The Massachusetts General Hospital Multicultural Affairs Office website offers extensive information and tips for living in Boston, including pros and cons of the city's different neighborhoods, housing resources, and other amenities of city living.

Partners HealthCare Resources

The Partners Housing Search Web site is also a great resource to post or find apartments, houses or sublets to rent or share.

The Partners Housing Search Web site accepts listings for available rental properties by owner. The site does not accept listings for sale properties, postings from agents or properties that have a fee associated with them.

Finding a Roommate

Getting yourself a roommate is one way to lower your housing costs. To find a roommate, you can find someone on your own, use the online Orientation 101, or you can use a roommate agency.

Some online agencies include: craigslist.com, bostonforrent.com, or the classified apartment and roommate listings in local media, such as Boston.com.

If you are looking for a roommate outside of the student body, an agency can be beneficial because they screen applicants (to the best of their ability). It may cost you a little though, depending on the agency.

Either way, it's important to choose roommates carefully. Obviously, not all strangers make good roommates, but less obviously, not all friends make good roommates.

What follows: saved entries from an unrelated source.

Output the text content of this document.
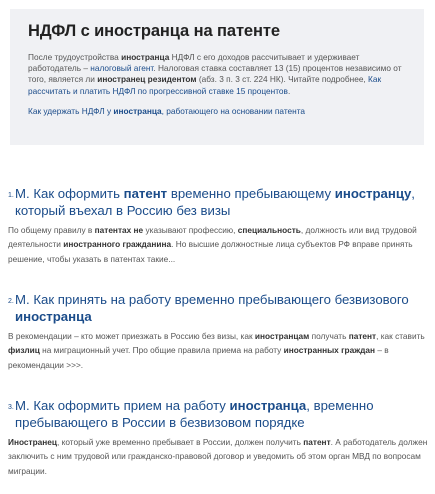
НДФЛ с иностранца на патенте
После трудоустройства иностранца НДФЛ с его доходов рассчитывает и удерживает работодатель – налоговый агент. Налоговая ставка составляет 13 (15) процентов независимо от того, является ли иностранец резидентом (абз. 3 п. 3 ст. 224 НК). Читайте подробнее, Как рассчитать и платить НДФЛ по прогрессивной ставке 15 процентов.
Как удержать НДФЛ у иностранца, работающего на основании патента
1. М. Как оформить патент временно пребывающему иностранцу, который въехал в Россию без визы
По общему правилу в патентах не указывают профессию, специальность, должность или вид трудовой деятельности иностранного гражданина. Но высшие должностные лица субъектов РФ вправе принять решение, чтобы указать в патентах такие...
2. М. Как принять на работу временно пребывающего безвизового иностранца
В рекомендации – кто может приезжать в Россию без визы, как иностранцам получать патент, как ставить физлиц на миграционный учет. Про общие правила приема на работу иностранных граждан – в рекомендации >>>.
3. М. Как оформить прием на работу иностранца, временно пребывающего в России в безвизовом порядке
Иностранец, который уже временно пребывает в России, должен получить патент. А работодатель должен заключить с ним трудовой или гражданско-правовой договор и уведомить об этом орган МВД по вопросам миграции.
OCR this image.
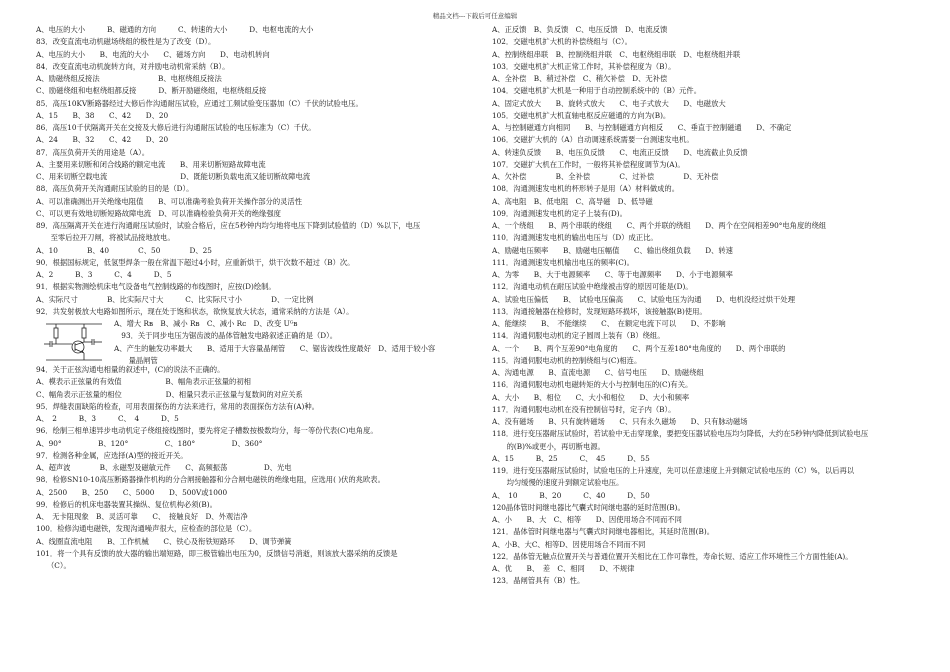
精品文档---下载后可任意编辑
A、电压的大小　　　B、磁通的方向　　　C、转速的大小　　　D、电枢电流的大小
83．改变直流电动机磁场绕组的极性是为了改变（D）。
A、电压的大小　　B、电流的大小　　C、磁场方向　　D、电动机转向
84．改变直流电动机旋转方向，对并励电动机常采纳（B）。
A、励磁绕组反接法　　　　　　　　B、电枢绕组反接法
C、励磁绕组和电枢绕组都反接　　　D、断开励磁绕组，电枢绕组反接
85．高压10KV断路器经过大修后作沟通耐压试验，应通过工频试验变压器加（C）千伏的试验电压。
A、15　　B、38　　C、42　　D、20
86．高压10千伏隔离开关在交接及大修后进行沟通耐压试验的电压标准为（C）千伏。
A、24　　B、32　　C、42　　D、20
87．高压负荷开关的用途是（A）。
A、主要用来切断和闭合线路的额定电流　　B、用来切断短路故障电流
C、用来切断空载电流　　　　　　　　　　D、既能切断负载电流又能切断故障电流
88．高压负荷开关沟通耐压试验的目的是（D）。
A、可以准确测出开关绝缘电阻值　　B、可以准确考验负荷开关操作部分的灵活性
C、可以更有效地切断短路故障电流　D、可以准确检验负荷开关的绝缘强度
89．高压隔离开关在进行沟通耐压试验时，试验合格后，应在5秒钟内均匀地将电压下降到试验值的（D）%以下，电压
　　至零后拉开刀闸，将被试品接地放电。
A、10　　　　B、40　　　　C、50　　　　D、25
90．根据国标规定，低氢型焊条一般在常温下超过4小时，应重新烘干，烘干次数不超过（B）次。
A、2　　　B、3　　　C、4　　　D、5
91．根据实物测绘机床电气设备电气控制线路的布线图时，应按(D)绘制。
A、实际尺寸　　　　B、比实际尺寸大　　　C、比实际尺寸小　　　　D、一定比例
92．共发射极放大电路如图所示，现在处于饱和状态，欲恢复放大状态，通常采纳的方法是（A）。
A、增大 Rʙ　B、减小 Rʙ　C、减小 Rᴄ　D、改变 Uᴳʙ
　93．关于同步电压为锯齿波的晶体管触发电路叙述正确的是（D）。
A、产生的触发功率最大　　B、适用于大容量晶闸管　　C、锯齿波线性度最好　D、适用于较小容
　　量晶闸管
94．关于正弦沟通电相量的叙述中，(C)的说法不正确的。
A、模表示正弦量的有效值　　　　　　B、幅角表示正弦量的初相
C、幅角表示正弦量的相位　　　　　　D、相量只表示正弦量与复数间的对应关系
95．焊缝表面缺陷的检查，可用表面探伤的方法来进行，常用的表面探伤方法有(A)种。
A、　2　　　B、3　　　C、　4　　　D、5
96．绘制三相单速异步电动机定子绕组接线图时，要先将定子槽数按极数均分，每一等份代表(C)电角度。
A、90°　　　　　B、120°　　　　　C、180°　　　　　D、360°
97．检测各种金属，应选择(A)型的接近开关。
A、超声波　　　　B、永磁型及磁敏元件　　C、高频振荡　　　　　D、光电
98．检修SN10-10高压断路器操作机构的分合闸接触器和分合闸电磁铁的绝缘电阻，应选用( )伏的兆欧表。
A、2500　　B、250　　C、5000　　D、500V或1000
99．检修后的机床电器装置其操纵、复位机构必须(B)。
A、　无卡阻现象　B、灵活可靠　　C、　接触良好　D、外观洁净
100．检修沟通电磁铁，发现沟通噪声很大，应检查的部位是（C）。
A、线圈直流电阻　　B、工作机械　　C、铁心及衔铁短路环　　D、调节弹簧
101．将一个具有反馈的放大器的输出端短路，即三极管输出电压为0，反馈信号消逝，则该放大器采纳的反馈是
　　（C）。
A、正反馈　B、负反馈　C、电压反馈　D、电流反馈
102．交磁电机扩大机的补偿绕组与（C）。
A、控制绕组串联　B、控制绕组并联　C、电枢绕组串联　D、电枢绕组并联
103．交磁电机扩大机正常工作时，其补偿程度为（B）。
A、全补偿　B、稍过补偿　C、稍欠补偿　D、无补偿
104．交磁电机扩大机是一种用于自动控制系统中的（B）元件。
A、固定式放大　　B、旋转式放大　　C、电子式放大　　D、电磁放大
105．交磁电机扩大机直轴电枢反应磁通的方向为(B)。
A、与控制磁通方向相同　　B、与控制磁通方向相反　　C、垂直于控制磁通　　D、不确定
106．交磁扩大机的（A）自动调速系统需要一台测速发电机。
A、转速负反馈　　B、电压负反馈　　C、电流正反馈　　D、电流截止负反馈
107．交磁扩大机在工作时，一般将其补偿程度调节为(A)。
A、欠补偿　　　　B、全补偿　　　　C、过补偿　　　　D、无补偿
108．沟通测速发电机的杯形转子是用（A）材料做成的。
A、高电阻　B、低电阻　C、高导磁　D、低导磁
109．沟通测速发电机的定子上装有(D)。
A、一个绕组　　B、两个串联的绕组　　C、两个并联的绕组　　D、两个在空间相差90°电角度的绕组
110．沟通测速发电机的输出电压与（D）成正比。
A、励磁电压频率　　B、励磁电压幅值　　C、输出绕组负载　　D、转速
111．沟通测速发电机输出电压的频率(C)。
A、为零　　B、大于电源频率　　C、等于电源频率　　D、小于电源频率
112．沟通电动机在耐压试验中绝缘被击穿的原因可能是(D)。
A、试验电压偏低　　B、　试验电压偏高　　C、试验电压为沟通　　D、电机没经过烘干处理
113．沟通接触器在检修时，发现短路环损坏，该接触器(B)使用。
A、能继续　　B、　不能继续　　C、　在额定电流下可以　　D、不影响
114．沟通伺服电动机的定子圆周上装有（B）绕组。
A、一个　　B、两个互差90°电角度的　　C、两个互差180°电角度的　　D、两个串联的
115．沟通伺服电动机的控制绕组与(C)相连。
A、沟通电源　　B、直流电源　　C、信号电压　　D、励磁绕组
116．沟通伺服电动机电磁转矩的大小与控制电压的(C)有关。
A、大小　　B、相位　　C、大小和相位　　D、大小和频率
117．沟通伺服电动机在没有控制信号时，定子内（B）。
A、没有磁场　　B、只有旋转磁场　　C、只有永久磁场　　D、只有脉动磁场
118．进行变压器耐压试验时，若试验中无击穿现象，要把变压器试验电压均匀降低，大约在5秒钟内降低到试验电压
　　的(B)%或更小，再切断电源。
A、15　　　B、25　　　C、　45　　　D、55
119．进行变压器耐压试验时，试验电压的上升速度，先可以任意速度上升到额定试验电压的（C）%，以后再以
　　均匀缓慢的速度升到额定试验电压。
A、　10　　　B、20　　　C、40　　　D、50
120晶体管时间继电器比气囊式时间继电器的延时范围(B)。
A、小　　B、大　C、相等　　D、因使用场合不同而不同
121．晶体管时间继电器与气囊式时间继电器相比，其延时范围(B)。
A、小B、大C、相等D、因使用场合不同而不同
122．晶体管无触点位置开关与普通位置开关相比在工作可靠性，寿命长短、适应工作环境性三个方面性能(A)。
A、优　　B、　差　C、相同　　D、不规律
123．晶闸管具有（B）性。
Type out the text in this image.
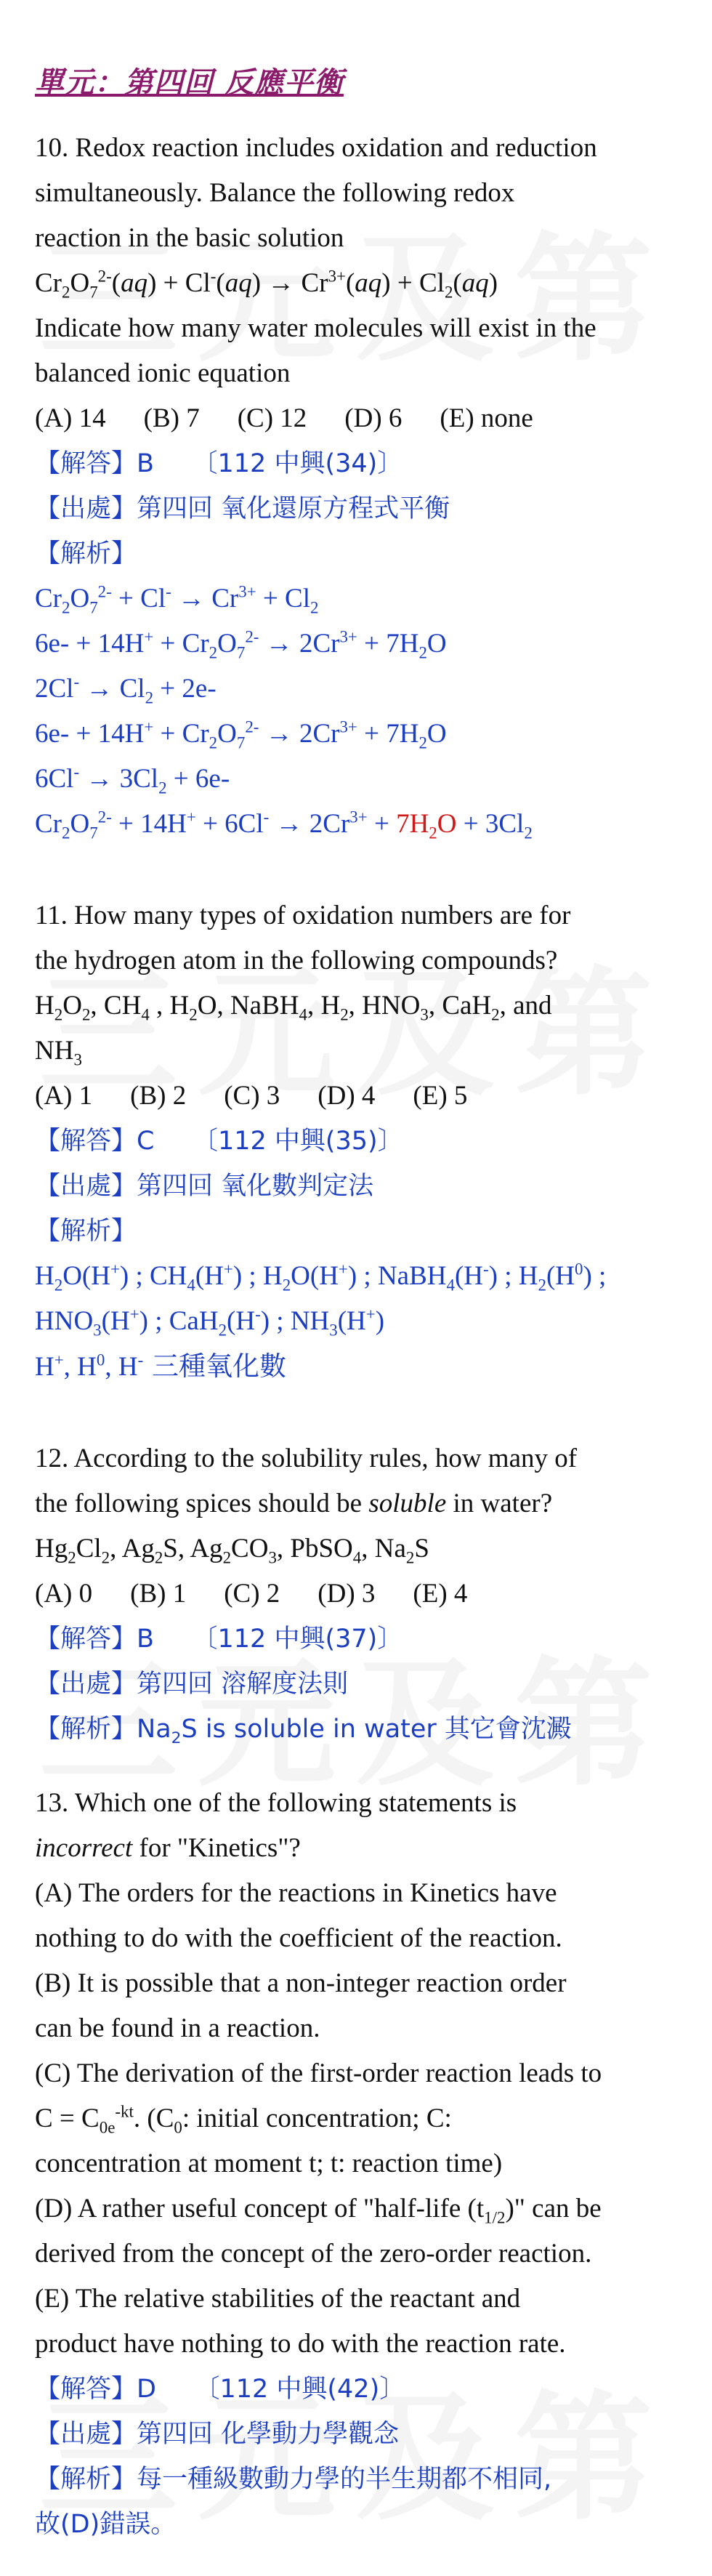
單元：第四回 反應平衡
10. Redox reaction includes oxidation and reduction
simultaneously. Balance the following redox
reaction in the basic solution
$Cr_2O_7^{2-}(aq) + Cl^-(aq) \to Cr^{3+}(aq) + Cl_2(aq)$
Indicate how many water molecules will exist in the
balanced ionic equation
(A) 14 (B) 7 (C) 12 (D) 6 (E) none
【解答】B　　〔112 中興(34)〕
【出處】第四回 氧化還原方程式平衡
【解析】
$Cr_2O_7^{2-} + Cl^- \to Cr^{3+} + Cl_2$
$6e- + 14H^+ + Cr_2O_7^{2-} \to 2Cr^{3+} + 7H_2O$
$2Cl^- \to Cl_2 + 2e-$
$6e- + 14H^+ + Cr_2O_7^{2-} \to 2Cr^{3+} + 7H_2O$
$6Cl^- \to 3Cl_2 + 6e-$
$Cr_2O_7^{2-} + 14H^+ + 6Cl^- \to 2Cr^{3+} + 7H_2O + 3Cl_2$
11. How many types of oxidation numbers are for
the hydrogen atom in the following compounds?
$H_2O_2$, $CH_4$ , $H_2O$, NaBH$_4$, $H_2$, $HNO_3$, CaH$_2$, and
$NH_3$
(A) 1 (B) 2 (C) 3 (D) 4 (E) 5
【解答】C　　〔112 中興(35)〕
【出處】第四回 氧化數判定法
【解析】
$H_2O(H^+)$ ; $CH_4(H^+)$ ; $H_2O(H^+)$ ; NaBH$_4$(H-) ; $H_2(H^0)$ ;
$HNO_3(H^+)$ ; CaH$_2$(H-) ; $NH_3(H^+)$
H+, $H^0$, H- 三種氧化數
12. According to the solubility rules, how many of
the following spices should be soluble in water?
$Hg_2Cl_2$, $Ag_2S$, $Ag_2CO_3$, PbSO$_4$, $Na_2S$
(A) 0 (B) 1 (C) 2 (D) 3 (E) 4
【解答】B　　〔112 中興(37)〕
【出處】第四回 溶解度法則
【解析】$Na_2S$ is soluble in water 其它會沈澱
13. Which one of the following statements is
incorrect for "Kinetics"?
(A) The orders for the reactions in Kinetics have
nothing to do with the coefficient of the reaction.
(B) It is possible that a non-integer reaction order
can be found in a reaction.
(C) The derivation of the first-order reaction leads to
$C = C_{0e}^{-kt}$. ($C_0$: initial concentration; C:
concentration at moment t; t: reaction time)
(D) A rather useful concept of "half-life $(t_{1/2})$" can be
derived from the concept of the zero-order reaction.
(E) The relative stabilities of the reactant and
product have nothing to do with the reaction rate.
【解答】D　　〔112 中興(42)〕
【出處】第四回 化學動力學觀念
【解析】每一種級數動力學的半生期都不相同,
故(D)錯誤。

In an effort to screen incompatible persons from your search, you should ask all potential roommates the following questions:

  • Have you ever had a roommate before? What, if anything, bothered you about your past roommates? Did you fight with your roommate a lot? About what?
  • Do you have a boyfriend/girlfriend or other friend who will be staying here?
  • Do you smoke? Drink? If yes to any, how often?
  • Do you stay out late on weekdays?
  • Did/do you have any credit problems?
  • Do you have any pets?
  • What is your occupation?
  • What do you like to watch on television? What music do you listen to?
  • What are your cooking and cleaning habits?

Whatever you ask, in the end you should feel very comfortable with your future roommate.

One last note, make sure your roommate co-signs the lease. If your name is the only one on the lease, then you shoulder the entire burden of responsibility for the apartment from a financial standpoint. If your roommate can't afford to pay, you'll be legally responsible for paying his/her share of the rent.